Santa Rosa's Mark West Creek starts flowing after last week's earthquakes

Mark West Creek in Santa Creek in Santa Rosa is flowing once again, not from rain, but from the ground beneath it. Earthquakes usually bring dread and damage. But last week's Santa Rosa quakes also brought a watery surprise. 

The kindergartners as well as the first and second graders of Redwood Adventist Academy played and learned in Mark West Creek.  This creek, is now a wonder of nature made so by last week's magnitude 4 plus earthquakes that rocked Santa Rosa and principal Lisa Paulson. "All of a sudden I was just shaking and I could hear, it's a portable unit and so you cold hear everything all crunching together and I felt like I was riding the wave," said principal Lisa Bissell Paulson.

SEE ALSO: 2 earthquakes with magnitudes greater than 4.0 shake Santa Rosa

A picture of the creek, just before the earthquakes shows way more stones than water. "The was a lot of algae covering the water and it was just very still and it was almost like is there water in this creek," said second grade teacher Teresa Grosboll.

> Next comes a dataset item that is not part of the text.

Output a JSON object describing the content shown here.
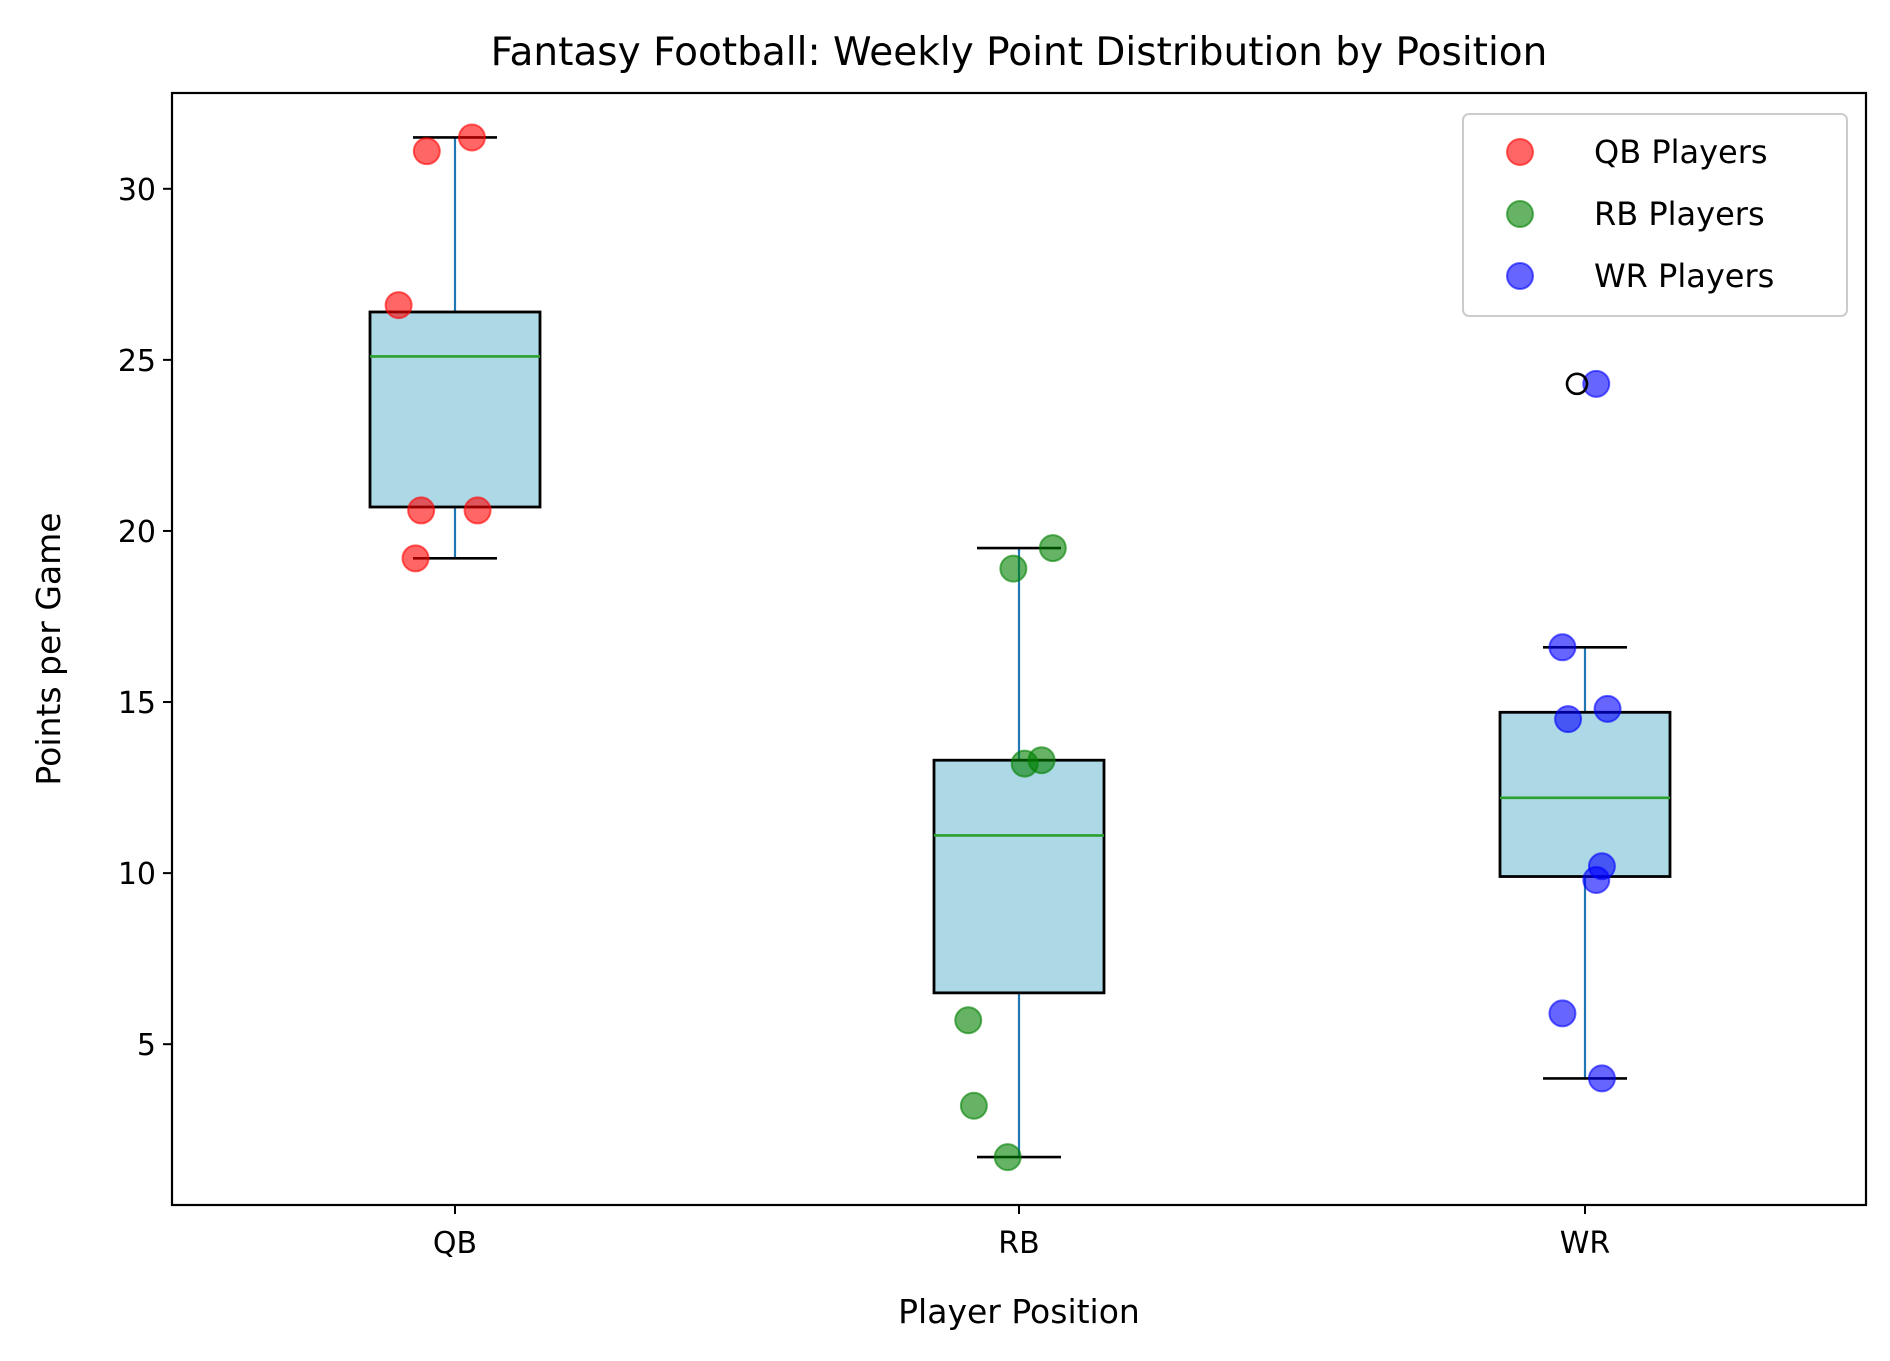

Then came the quakes of Wednesday the fourteenth. "We came down on here on Thursday and like whoa. We asked the kids; what do you think happened?." said kindergarten teacher aide Arianna Fiorello. "You can see now, it's just flowing so much better and cleaner and clearer and the it's great, it's so much fun for the kids," said Grosboll.

Yes, it rained here over the weekend, but the water rise was days ahead of the rain. "There's no doubt at all. We had the kindergartners work on building trenches to keep the water flowing before the earthquake and it was a truckle. We came down the day after the earthquake and it was like a night and day difference," said kindergarten teacher Steven VandeVeer.

This flow is the delightful result of some very serious science: geotechnical science, seismic science that unleashed this water to the kids' delight. "It's interesting and it's mysterious and I think it's kind of neat," said Evelyn Roeloffs, USGS Geophysicist Emeritus. Roeloffs says this is very common but rarely noticed. "So, what we think happens is that the earthquake the creek, because it's shaking near surface materials, it's just making them a little looser and more permeable and the ground water is a little more easily able to flow out of the ground," said Roeloffs.

A science lesson and a super soak, all in one.